Podemos dizer que o Algarve é a melhor região turística e de grande diversidade mas nos temos é de convencer os mercados emissores de turistas. Desidério Silva
presidente da Região de Turismo do Algarve

As ligações e as novas rotas são um esforço que está a ser feito pelo Turismo de Portugal, secretária de Estado, Aeroporto de Faro, Região de Turismo, Associações, mas só se consegue convencer os operadores turísticos e as companhias aéreas se houver produto e oferta turísticos e se os hotéis estiverem abertos e os restaurantes a funcionar. "Quando se fala da sazonalidade, faltam piscinas cobertas no Algarve, dito por vários operadores", aduziu Luís Carmo Costa, CEO da Neoturis. "O nosso foco é conseguir que de Outubro a Maio haja uma oferta qualificada, diversificada", refere Desidério Silva.

Requalificação hoteleira

"Podemos dizer que o Algarve é a melhor região turística e de grande diversidade, mas nos temos é de convencer os mercados emissores de turistas", sublinha Desidério Silva. Acrescenta que "de fora, a percepção que se tem da região é muito positiva e, por isso, temos de a manter, porque pode fazer toda a diferença, numa altura em que os outros mercados estão a valorizar-se e a ter outra forma de comunicação". Mas não deixa de observar "que não se pode competir pelo preço, mas é possível competir pela qualidade de serviço e da oferta. Sermos simpáticos e hospitaleiros e ter uma oferta de qualidade".

Quando se fala da sazonalidade, faltam piscinas cobertas no Algarve, segundo vários operadores. Luís Carmo Costa
CEO da Neoturis

Para o presidente da Região de Turismo do Algarve, "há muito trabalho a ser feito pelas entidades públicas e pelos empresários". Na sua opinião, o Algarve não precisa de mais hotéis mas da requalificação de vários hotéis na região, para melhorar a qualidade da oferta e oferecer um patamar acima de qualidade.
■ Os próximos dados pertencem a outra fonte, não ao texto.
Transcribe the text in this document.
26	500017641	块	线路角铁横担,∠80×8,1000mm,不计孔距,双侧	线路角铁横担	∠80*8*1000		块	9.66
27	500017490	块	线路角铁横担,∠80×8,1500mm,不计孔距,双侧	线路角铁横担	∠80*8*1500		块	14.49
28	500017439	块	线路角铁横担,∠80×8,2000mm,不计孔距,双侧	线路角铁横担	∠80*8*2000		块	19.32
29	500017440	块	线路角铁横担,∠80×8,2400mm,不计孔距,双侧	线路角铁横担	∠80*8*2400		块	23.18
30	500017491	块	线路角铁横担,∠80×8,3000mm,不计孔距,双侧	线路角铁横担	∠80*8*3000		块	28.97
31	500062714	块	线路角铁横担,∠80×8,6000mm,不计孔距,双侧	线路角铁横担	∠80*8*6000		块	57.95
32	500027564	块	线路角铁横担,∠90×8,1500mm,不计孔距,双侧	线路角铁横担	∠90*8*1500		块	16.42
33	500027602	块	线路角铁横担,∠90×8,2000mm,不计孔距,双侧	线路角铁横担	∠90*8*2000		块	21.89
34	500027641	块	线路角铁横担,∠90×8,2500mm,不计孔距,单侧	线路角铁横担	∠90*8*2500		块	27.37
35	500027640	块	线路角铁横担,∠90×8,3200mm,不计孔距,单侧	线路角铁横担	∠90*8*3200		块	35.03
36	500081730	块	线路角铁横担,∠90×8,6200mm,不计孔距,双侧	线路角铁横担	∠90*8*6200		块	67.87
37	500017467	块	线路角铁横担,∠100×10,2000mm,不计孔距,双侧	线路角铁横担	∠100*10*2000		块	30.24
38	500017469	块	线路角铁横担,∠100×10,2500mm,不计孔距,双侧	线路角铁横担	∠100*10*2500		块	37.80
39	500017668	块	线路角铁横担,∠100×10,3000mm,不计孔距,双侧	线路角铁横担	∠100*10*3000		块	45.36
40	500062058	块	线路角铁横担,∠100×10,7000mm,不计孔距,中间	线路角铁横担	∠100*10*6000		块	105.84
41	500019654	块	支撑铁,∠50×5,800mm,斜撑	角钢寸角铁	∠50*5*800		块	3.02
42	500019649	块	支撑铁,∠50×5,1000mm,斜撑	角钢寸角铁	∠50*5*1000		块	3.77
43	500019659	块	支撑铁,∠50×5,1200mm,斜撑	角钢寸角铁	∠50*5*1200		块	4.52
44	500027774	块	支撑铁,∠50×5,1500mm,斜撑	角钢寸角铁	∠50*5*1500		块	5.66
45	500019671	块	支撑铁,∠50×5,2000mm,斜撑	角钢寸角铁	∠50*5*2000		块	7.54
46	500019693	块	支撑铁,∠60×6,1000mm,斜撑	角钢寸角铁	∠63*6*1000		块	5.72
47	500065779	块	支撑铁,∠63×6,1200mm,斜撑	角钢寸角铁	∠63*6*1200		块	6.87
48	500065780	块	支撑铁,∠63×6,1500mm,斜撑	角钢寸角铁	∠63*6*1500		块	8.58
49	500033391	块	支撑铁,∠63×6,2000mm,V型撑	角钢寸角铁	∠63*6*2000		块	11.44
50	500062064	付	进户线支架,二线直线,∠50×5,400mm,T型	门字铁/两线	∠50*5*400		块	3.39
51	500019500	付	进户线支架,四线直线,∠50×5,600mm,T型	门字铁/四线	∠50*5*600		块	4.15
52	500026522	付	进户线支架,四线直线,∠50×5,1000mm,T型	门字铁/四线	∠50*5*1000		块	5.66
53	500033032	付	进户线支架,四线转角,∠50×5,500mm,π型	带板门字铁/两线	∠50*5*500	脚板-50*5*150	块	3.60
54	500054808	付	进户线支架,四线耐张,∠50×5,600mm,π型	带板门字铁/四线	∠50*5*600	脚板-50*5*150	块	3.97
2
"Está-se a ganhar dinheiro há quatro anos, por isso está na hora de investir na requalificação e modernização, como alguns hoteleiros fizeram e outros estão a fazer", assinalou Luís Carmo Costa, CEO da Neoturis.

Referiu ainda a questão da formação e da qualificação. "As universidades, os politécnicos, as escolas hoteleiras estão a fazer um grande trabalho, em conjugação com os empresários, mas é uma das áreas em que tem de haver uma intervenção maior, porque não podemos ter os melhore hotéis e restaurantes se não tivermos as melhores pessoas qualificadas e com formação", concluiu Desidério Silva.

Os investimentos públicos

Entre as principais infra-estruturas necessárias estão a requalificação da EN125, entre Olhão e Vila Real, e a electrificação da linha ferrovia.

"Tivemos mais dormidas de estrangeiros no Algarve que Lisboa e Porto somados. O que dá ideia da relevância da região. Somos a principal região turística de Portugal, a que mais receitas e proveito tem e isso deve-se ao esforço daqueles que no terreno procuram ter essa oferta. Por isso é importante que as infra-estruturas públicas tenham um acompanhamento porque podemos ter os melhores hotéis do mundo mas depois temos de ter infra-estruturas", salientou Desidério Silva.

Tivemos mais dormidas de estrangeiros no Algarve que Lisboa e Porto somados Desidério Silva
presidente da Região de Turismo do Algarve


As principais infra-estruturas necessárias são, sobretudo, a requalificação da EN125, entre Olhão e Vila Real, a electrificação da linha ferrovia, e a ligação férrea entre Faro e o aeroporto de Faro, um intermodal e uma rede de transportes na região. "Além disso, e sem falar no pagamento de portagens, refiro a forma de pagamento que é uma desgraça quando se vem de Espanha para entrar no Algarve pela Via do Infante", considerou Desidério Silva.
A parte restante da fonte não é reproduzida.